The myriad biological structures and processes that exist within these three system levels are interconnected and coordinated by an intricate set of regulatory controls and continuous interactions with the environment. Exploring biology across all scales in a comprehensive and integrated way is essential to understanding how these systems operate in nature or in more application-oriented contexts related to new technology endpoints for DOE missions.

GTL Computing Environment

The GTL Knowledgebase will facilitate a new level of scientific inquiry by serving as a central component for the integration of modeling, simulation, experimentation, and bioinformatic approaches. The GKB also will be a primary resource for data sharing and information exchange among the GTL community. Furthermore, not only will the GKB allow scientists to expand, compute, and integrate data and information program wide, it will also drive two classes of work: experimental design and modeling and simulation. Integrating data derived from computational predictions and modeling, as envisioned in the knowledgebase project, will increase data completeness, fidelity, and accuracy. These advancements in turn will greatly improve modeling and simulation, leading to new experimentation, analyses, and mechanistic insight. Scientists’ ever-increasing exploitation of the dynamic linkages among data integration, experimentation, and modeling and simulation—aided by the GKB—will advance efforts to achieve a predictive understanding of the functions of biological systems.

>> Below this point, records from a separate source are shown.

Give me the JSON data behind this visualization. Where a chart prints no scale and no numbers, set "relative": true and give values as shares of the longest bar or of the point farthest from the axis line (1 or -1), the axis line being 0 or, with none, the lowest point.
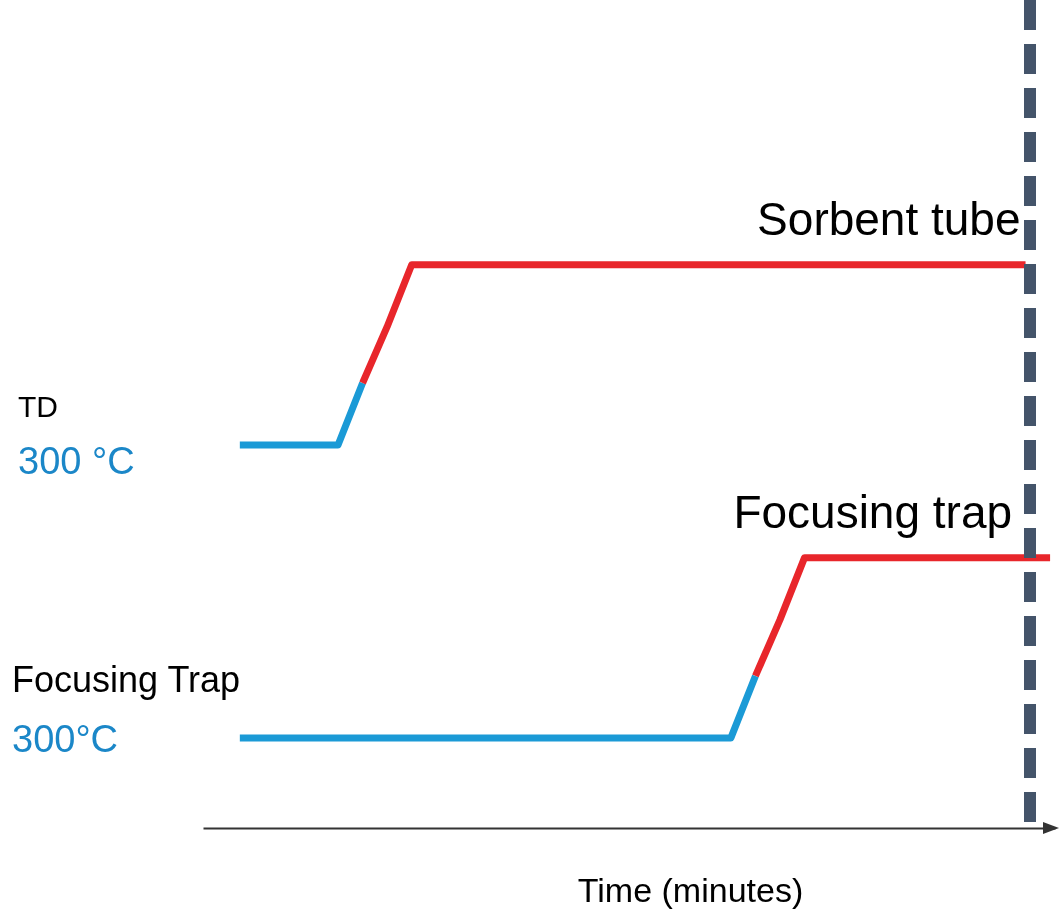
{
  "chart_data": {
    "type": "line",
    "relative": true,
    "xlabel": "Time (minutes)",
    "tick_labels": false,
    "categories": [
      null,
      null,
      null,
      null,
      null,
      null,
      null,
      null,
      null,
      null,
      null,
      null,
      null,
      null,
      null,
      null,
      null,
      null,
      null,
      null,
      null,
      null,
      null,
      null,
      null,
      null,
      null,
      null,
      null,
      null,
      null,
      null,
      null,
      null
    ],
    "series": [
      {
        "color": "#1b9ad6",
        "values": [
          0.68,
          0.68,
          0.68,
          0.68,
          0.68,
          0.79,
          null,
          null,
          null,
          null,
          null,
          null,
          null,
          null,
          null,
          null,
          null,
          null,
          null,
          null,
          null,
          null,
          null,
          null,
          null,
          null,
          null,
          null,
          null,
          null,
          null,
          null,
          null,
          null
        ]
      },
      {
        "name": "Sorbent tube",
        "color": "#e8262b",
        "values": [
          null,
          null,
          null,
          null,
          null,
          0.79,
          0.89,
          1,
          1,
          1,
          1,
          1,
          1,
          1,
          1,
          1,
          1,
          1,
          1,
          1,
          1,
          1,
          1,
          1,
          1,
          1,
          1,
          1,
          1,
          1,
          1,
          1,
          1,
          null
        ]
      },
      {
        "color": "#1b9ad6",
        "values": [
          0.16,
          0.16,
          0.16,
          0.16,
          0.16,
          0.16,
          0.16,
          0.16,
          0.16,
          0.16,
          0.16,
          0.16,
          0.16,
          0.16,
          0.16,
          0.16,
          0.16,
          0.16,
          0.16,
          0.16,
          0.16,
          0.27,
          null,
          null,
          null,
          null,
          null,
          null,
          null,
          null,
          null,
          null,
          null,
          null
        ]
      },
      {
        "name": "Focusing trap",
        "color": "#e8262b",
        "values": [
          null,
          null,
          null,
          null,
          null,
          null,
          null,
          null,
          null,
          null,
          null,
          null,
          null,
          null,
          null,
          null,
          null,
          null,
          null,
          null,
          null,
          0.27,
          0.37,
          0.48,
          0.48,
          0.48,
          0.48,
          0.48,
          0.48,
          0.48,
          0.48,
          0.48,
          0.48,
          0.48
        ]
      }
    ],
    "annotations": [
      "TD",
      "300 °C",
      "Focusing Trap",
      "300°C"
    ]
  }
}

The knowledgebase, therefore, must serve multiple roles, including (1) a repository of data and results from high-throughput experiments; (2) a collection of tools to derive new insights through data synthesis, analysis, and comparison; (3) a framework to test scientific understanding; (4) a heuristic capability to improve the value and sophistication of further inquiry; and (5) a foundation for prediction, design, manipulation, and, ultimately, engineering of biological systems to meet national needs in bioenergy, environmental remediation, and carbon cycling.

Catalyzing Research and Industry

GTL will make data available to all scientists and industry, enabling cutting-edge investigations on the systems biology level and fostering participation by the greater community in solving DOE mission problems. This will facilitate rapid translation of science into new technologies and catalyze the industrial biotechnology sector of the economy.

Program Background

The GTL program began in 2002. Focusing on DOE mission goals, GTL’s approach in energy, carbon cycle, and environmental remediation involves (1) identifying research grand challenges through community input and workshops; (2) initiating proof-of-principle, high-risk pilot activities; (3) issuing solicitations for research strategies to build upon successful pilot projects; (4) establishing productive research partnerships; and (5) building a GTL Knowledgebase for integrating and sharing the biological information needed to solve these challenges.

GTL’s systems biology approach requires a wide range of capabilities and research styles. The GTL program includes participants from national laboratory science focus areas, academia (both individual researchers and members of teams), and industry. GTL employs DOE’s national user facilities [e.g., Joint Genome Institute (JGI) and Environmental Molecular Sciences Laboratory] and newly established Bioenergy Research Centers. The DOE Office of Biological and Environmental Research (OBER) partners with other organizations to help achieve GTL’s mission. GTL also uses resources and findings supported through programs at other federal agencies, sometimes collaborating via interagency solicitations.